Vote for political bureau set to take place early this year, with Khalil al-Hayya and Khaled Mashaal seen as top contenders to lead terror group under pressure to disarm
Hamas is preparing to hold internal elections to rebuild its leadership, decimated by Israel during the war in Gaza, which it sparked by carrying out the October 7, 2023, massacre, sources in the terror group told AFP on Monday.
With international powers and Israel pushing for it to be disarmed and have no role in Gaza’s future governance, its new leaders will face an uncertain future.
The terror group also rules over a territory devastated by two years of war, with its more than two million residents facing harsh humanitarian conditions, and Israeli troops still deployed in about half of the Strip.
“Internal preparations are still ongoing in order to hold the elections at the appropriate time in areas where conditions on the ground allow it,” a Hamas leader told AFP on Monday.
The vote is expected to take place “in the first months of 2026.”
The leadership renewal process includes the formation of a new 50-member Shura Council, a consultative body dominated by religious figures.
Its members are selected every four years by Hamas’s three branches: the Gaza Strip, the West Bank, and the movement’s external leadership.
Hamas prisoners in Israeli prisons are also eligible to vote.
That council is responsible, also every four years, for electing the 18-member political bureau and its chief, who serves as Hamas’s overall leader.
Another Hamas source close to the process said the timing of the political bureau elections remains uncertain, “given the circumstances our people are going through.”
After Israel killed former Hamas chief Ismail Haniyeh in Tehran in July 2024, the group chose its then-Gaza chief Yahya Sinwar, the mastermind of the October 7 massacre, as his successor.
He too was killed by Israeli forces in the southern Gaza city of Rafah, three months after Haniyeh’s assassination.
Hamas then opted for an interim five-member leadership committee based in Qatar, postponing the appointment of a single leader until elections are held, given the risk of being targeted by Israel.
Two frontrunners
All the sources spoken to by AFP mentioned two frontrunners to head its political bureau: Khalil al-Hayya and Khaled Mashaal.
Hayya, 65, a Gaza native and Hamas’s chief negotiator in ceasefire talks, has held senior roles since at least 2006, according to the US-based NGO the Counter Extremism Project (CEP).
Mashaal, who led the Political Bureau from 2004 to 2017, has never lived in Gaza. He was born in the West Bank in 1956.
He joined Hamas in Kuwait and later lived in Jordan, Syria, and Qatar.
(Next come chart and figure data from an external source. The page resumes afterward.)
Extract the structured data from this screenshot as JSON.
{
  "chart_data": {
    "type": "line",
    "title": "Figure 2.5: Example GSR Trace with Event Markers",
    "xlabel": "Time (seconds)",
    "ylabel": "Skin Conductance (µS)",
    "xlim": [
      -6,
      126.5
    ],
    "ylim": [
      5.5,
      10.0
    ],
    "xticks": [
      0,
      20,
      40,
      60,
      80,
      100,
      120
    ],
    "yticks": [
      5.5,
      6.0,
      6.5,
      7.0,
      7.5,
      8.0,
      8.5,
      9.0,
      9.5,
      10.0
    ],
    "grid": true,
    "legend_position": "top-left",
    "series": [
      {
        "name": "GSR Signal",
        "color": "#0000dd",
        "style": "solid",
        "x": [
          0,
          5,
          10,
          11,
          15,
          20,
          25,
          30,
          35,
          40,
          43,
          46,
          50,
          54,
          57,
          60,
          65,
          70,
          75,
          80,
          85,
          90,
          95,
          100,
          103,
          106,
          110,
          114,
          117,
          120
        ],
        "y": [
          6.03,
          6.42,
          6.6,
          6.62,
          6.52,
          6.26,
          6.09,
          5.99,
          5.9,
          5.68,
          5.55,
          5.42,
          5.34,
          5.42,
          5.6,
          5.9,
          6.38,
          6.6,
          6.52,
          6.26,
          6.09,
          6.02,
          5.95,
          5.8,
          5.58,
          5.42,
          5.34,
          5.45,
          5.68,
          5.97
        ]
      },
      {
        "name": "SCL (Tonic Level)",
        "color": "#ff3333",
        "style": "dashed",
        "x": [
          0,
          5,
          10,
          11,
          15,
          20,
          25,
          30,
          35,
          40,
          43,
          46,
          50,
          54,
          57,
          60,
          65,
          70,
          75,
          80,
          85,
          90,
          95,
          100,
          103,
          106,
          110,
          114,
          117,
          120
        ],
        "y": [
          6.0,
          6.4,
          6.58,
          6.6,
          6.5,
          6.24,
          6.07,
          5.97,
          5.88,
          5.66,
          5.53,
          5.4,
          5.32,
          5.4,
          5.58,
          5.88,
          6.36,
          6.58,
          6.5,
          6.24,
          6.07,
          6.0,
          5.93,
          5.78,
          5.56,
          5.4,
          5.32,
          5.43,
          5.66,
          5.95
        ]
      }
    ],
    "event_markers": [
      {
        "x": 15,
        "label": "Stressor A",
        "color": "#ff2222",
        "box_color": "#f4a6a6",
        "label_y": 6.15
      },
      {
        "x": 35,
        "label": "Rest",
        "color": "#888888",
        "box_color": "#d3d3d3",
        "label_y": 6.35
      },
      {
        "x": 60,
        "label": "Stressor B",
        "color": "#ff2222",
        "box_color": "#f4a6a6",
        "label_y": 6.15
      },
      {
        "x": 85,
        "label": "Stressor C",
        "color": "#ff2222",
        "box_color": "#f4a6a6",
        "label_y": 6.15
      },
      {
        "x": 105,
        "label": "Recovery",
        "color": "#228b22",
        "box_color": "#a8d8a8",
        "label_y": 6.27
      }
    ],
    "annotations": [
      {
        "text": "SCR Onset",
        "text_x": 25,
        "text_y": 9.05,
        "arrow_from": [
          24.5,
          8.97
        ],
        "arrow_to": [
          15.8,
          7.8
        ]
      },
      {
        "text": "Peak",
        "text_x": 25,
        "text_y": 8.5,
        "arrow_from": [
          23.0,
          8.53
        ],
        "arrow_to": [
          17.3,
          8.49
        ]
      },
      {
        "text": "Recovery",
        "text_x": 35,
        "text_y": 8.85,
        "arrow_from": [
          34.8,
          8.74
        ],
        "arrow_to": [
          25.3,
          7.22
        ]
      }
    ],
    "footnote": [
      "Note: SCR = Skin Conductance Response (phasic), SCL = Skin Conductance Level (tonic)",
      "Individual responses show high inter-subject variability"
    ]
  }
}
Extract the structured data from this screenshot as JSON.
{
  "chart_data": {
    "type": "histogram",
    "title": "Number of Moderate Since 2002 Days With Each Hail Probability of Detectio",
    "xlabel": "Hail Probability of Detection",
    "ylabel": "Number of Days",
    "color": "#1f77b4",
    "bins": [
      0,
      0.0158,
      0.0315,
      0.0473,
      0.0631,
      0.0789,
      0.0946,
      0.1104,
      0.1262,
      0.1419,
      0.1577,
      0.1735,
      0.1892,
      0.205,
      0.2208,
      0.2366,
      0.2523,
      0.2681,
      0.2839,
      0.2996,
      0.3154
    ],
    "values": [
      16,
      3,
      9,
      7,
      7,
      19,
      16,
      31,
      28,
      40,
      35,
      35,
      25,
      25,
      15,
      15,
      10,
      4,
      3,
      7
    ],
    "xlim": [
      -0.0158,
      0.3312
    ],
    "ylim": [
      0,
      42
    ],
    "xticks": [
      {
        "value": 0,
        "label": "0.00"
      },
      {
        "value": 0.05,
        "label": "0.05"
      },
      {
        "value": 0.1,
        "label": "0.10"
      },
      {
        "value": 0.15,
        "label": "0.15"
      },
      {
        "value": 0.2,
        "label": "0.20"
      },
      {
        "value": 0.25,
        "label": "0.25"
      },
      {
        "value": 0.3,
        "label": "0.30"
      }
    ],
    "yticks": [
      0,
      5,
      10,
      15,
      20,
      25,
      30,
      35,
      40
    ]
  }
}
The CEP says he oversaw Hamas’s evolution into a political-military hybrid.
He currently heads the movement’s diaspora office.
A Hamas member in Gaza said Hayya is a strong contender due to his relations with other Palestinian factions, including the rival Fatah party, which dominates the Palestinian Authority, as well as his regional standing.
Hayya also enjoys backing from both the Shura Council and Hamas’s military wing, the Izz ad-Din al-Qassam Brigades.
Their main immediate policy difference relates to the Israeli withdrawal from Gaza, according to the sources close to the terror group’s leadership who spoke to the Saudi outlet Asharq last month.
Hayya, who is seen as close to Iran, was said to support the continuation of “armed conflict with Israel in the Gaza Strip until the war ends and the Israeli army withdraws from the Strip entirely,” while Mashaal, who is seen as closer to Qatar, is reportedly seeking “negotiated compromises to end the occupation of Gaza.”
Mashaal also supports “trying to move Hamas away from Iran” and “closer to the moderate Arab states,” the sources told Asharq.
Qatar hosts senior Hamas leaders and, between 2018 and October 2023, funded civil service salaries and cash handouts in the Gaza Strip, which Hamas violently seized from the PA in 2007.
The terror group is also supported by Iran, where major protests against the government could prove an issue for Hamas.
“This is a critical moment for its politico-military survival, which depends as much on its regional alliances as on its ability to maintain a balance between its political and military branches,” said David Khalfa, a researcher at the Jean-Jaures Foundation in Paris.
“Iran remains a strategic pillar of this precarious balance. A collapse of the Iranian regime would be a catastrophe for Hamas,” he added.
The Hamas member in Gaza insisted there was “no interference by Arab or Islamic countries in Hamas’s internal elections.”